Reviews and Criticism

READY PLAYER ONE

Based on Ernest Cline's 2011 fanboy-tastic book, Ready Player One tells the story of a virtual utopia called The Oasis, created by a Steve Jobs-type visionary named James Halliday (Mark Rylance from The BFG and Bridge of Spies). The Oasis is made up of many different worlds and in it, your avatar can accumulate wealth and weapons and if/when your avatar dies, you then have to restart the game with nothing - it's called 'cashing out'.  Halliday dies a few years before the film starts and our story opens with the fervent masses searching his online world for three hidden keys that Halliday has hidden there, and will, in Wonka-esque fashion,  earn the winner ownership of The Oasis  - and half a trillion dollars. Individuals forming a 'tribe' or syndicate, play the game to find the keys but corporate interests exist in The Oasis as well and a company called Innovative Online Industries, headed by a greasy corporate villain named Nolan Sorrento (Ben Mendelsohn) will stop at nothing to find the keys and hand the control of The Oasis to evil corporate overlords. One game player, Wade Watts (Tye Sheridan) and his group of online friends - who he's never actually met in reality - decide to find the keys themselves, leading to their successes making them targets for the corporate interests seeking to discover Halliday's trillion dollar fortune. So the race is on, in what is essentially 'Geek Fan versus corporate schill'.

The book is unashamedly geeky and features characters who are obsessed with their own pop culture trivia prowess. This is focused on quite a lot in the film, including one scene where Wade tries to catch Sorrento out in a trivia error - as if to signal that the villain isn't REALLY a good person because he doesn't know his Ferris Bueller's Day Off and The Breakfast Club trivia. He isn't ONE OF US. It's this condescending tone that makes trivia quoting geeks so frustrating to be around (being one myself). There are so many visual references to other franchises it's overwhelming. including a breathtaking race through one of the great horror movie masterworks of the 20th century - there's also visual checks to Star Trek, 2001, The Evil Dead, Friday the 13th, Nightmare on Elm Street, Chucky, Activision/Blizzard gaming characters, Japanese anime characters - it's really a world that ONLY Spielberg's clout with IP rights and legal wrangling, could have pulled together.
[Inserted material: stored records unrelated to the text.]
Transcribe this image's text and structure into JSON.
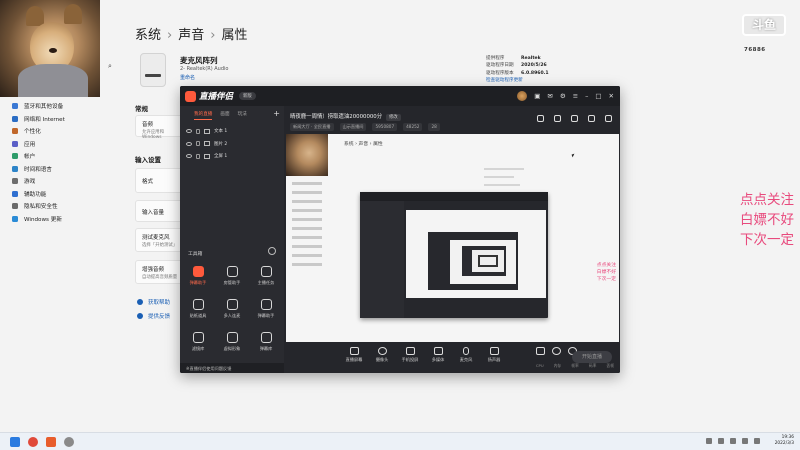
{
  "settings": {
    "breadcrumb": [
      "系统",
      "声音",
      "属性"
    ],
    "device_name": "麦克风阵列",
    "device_sub": "2- Realtek(R) Audio",
    "rename_label": "重命名",
    "info": [
      {
        "k": "提供程序",
        "v": "Realtek"
      },
      {
        "k": "驱动程序日期",
        "v": "2020/5/26"
      },
      {
        "k": "驱动程序版本",
        "v": "6.0.8960.1"
      }
    ],
    "info_link": "检查驱动程序更新",
    "general_title": "常规",
    "audio_card": {
      "title": "音频",
      "sub": "允许应用和 Windows"
    },
    "input_title": "输入设置",
    "format_label": "格式",
    "input_volume_label": "输入音量",
    "test_card": {
      "title": "测试麦克风",
      "sub": "选择「开始测试」"
    },
    "enhance_card": {
      "title": "增强音频",
      "sub": "自动提高音频质量"
    },
    "help_links": [
      "获取帮助",
      "提供反馈"
    ],
    "sidebar": [
      {
        "label": "蓝牙和其他设备",
        "color": "#3a78d4"
      },
      {
        "label": "网络和 Internet",
        "color": "#2a6dc4"
      },
      {
        "label": "个性化",
        "color": "#c0672a"
      },
      {
        "label": "应用",
        "color": "#5b5fc7"
      },
      {
        "label": "帐户",
        "color": "#2e9c6a"
      },
      {
        "label": "时间和语言",
        "color": "#2d84c8"
      },
      {
        "label": "游戏",
        "color": "#6d6d6d"
      },
      {
        "label": "辅助功能",
        "color": "#2f6fd0"
      },
      {
        "label": "隐私和安全性",
        "color": "#6a6a6a"
      },
      {
        "label": "Windows 更新",
        "color": "#2a8bd6"
      }
    ]
  },
  "brand": {
    "logo_text": "斗鱼",
    "sub_text": "76886"
  },
  "overlay_text": [
    "点点关注",
    "白嫖不好",
    "下次一定"
  ],
  "app": {
    "logo": "直播伴侣",
    "version": "新版",
    "source_tabs": [
      "我的直播",
      "画面",
      "玩法"
    ],
    "sources": [
      "文本 1",
      "图片 2",
      "全屏 1"
    ],
    "tools_title": "工具箱",
    "tools": [
      {
        "label": "弹幕助手",
        "hot": true
      },
      {
        "label": "房管助手",
        "hot": false
      },
      {
        "label": "主播任务",
        "hot": false
      },
      {
        "label": "贴纸道具",
        "hot": false
      },
      {
        "label": "多人连麦",
        "hot": false
      },
      {
        "label": "弹幕助手",
        "hot": false
      },
      {
        "label": "滤镜库",
        "hot": false
      },
      {
        "label": "虚拟形象",
        "hot": false
      },
      {
        "label": "弹幕库",
        "hot": false
      }
    ],
    "notice": "※直播伴侣使用问题反馈",
    "stream_title": "晴夜鹿一周情）捞取遗油20000000分",
    "stream_tag": "修改",
    "stream_meta": [
      "新闻大厅 · 全民直播",
      "山示直播间",
      "5950807",
      "48252",
      "28"
    ],
    "preview_crumb": "系统 › 声音 › 属性",
    "preview_overlay": [
      "点点关注",
      "白嫖不好",
      "下次一定"
    ],
    "bottom_items": [
      "直播屏幕",
      "摄像头",
      "手机投屏",
      "多媒体",
      "麦克风",
      "扬声器"
    ],
    "go_live": "开始直播",
    "status": [
      "CPU",
      "内存",
      "帧率",
      "码率",
      "丢帧"
    ]
  },
  "taskbar": {
    "time": "19:36",
    "date": "2022/3/3"
  }
}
Composer Alan Silvestri even cannibalises his own soundtracks for Back to the Future and Spielberg's collaborations with John Williams (in other films) for the musical cues that feature throughout the film.

YES - there are plot holes in the story, big enough for a T-Rex to fit through. YES - there has been a lot of online discussion about some of the stereotypes and clunky script decisions that seem less than advisable in this post-gamergate world. YES - there's saccharine character moments and the plot is really just a combination of Charlie and the Chocolate Factory and It's a Mad, Mad, Mad, Mad World . Here's the thing: I LOVED this film. I was swept up in the sheer popcorn, over-the-top craziness of it. It's SO overwhelmingly Spielberg, it wove its spell and carried me away with it. It's the first really popcorn escapist movie that he's made in at least a decade that seems to directly connect with the Spielberg films of my youth. Fun, flawed but insanely good fun.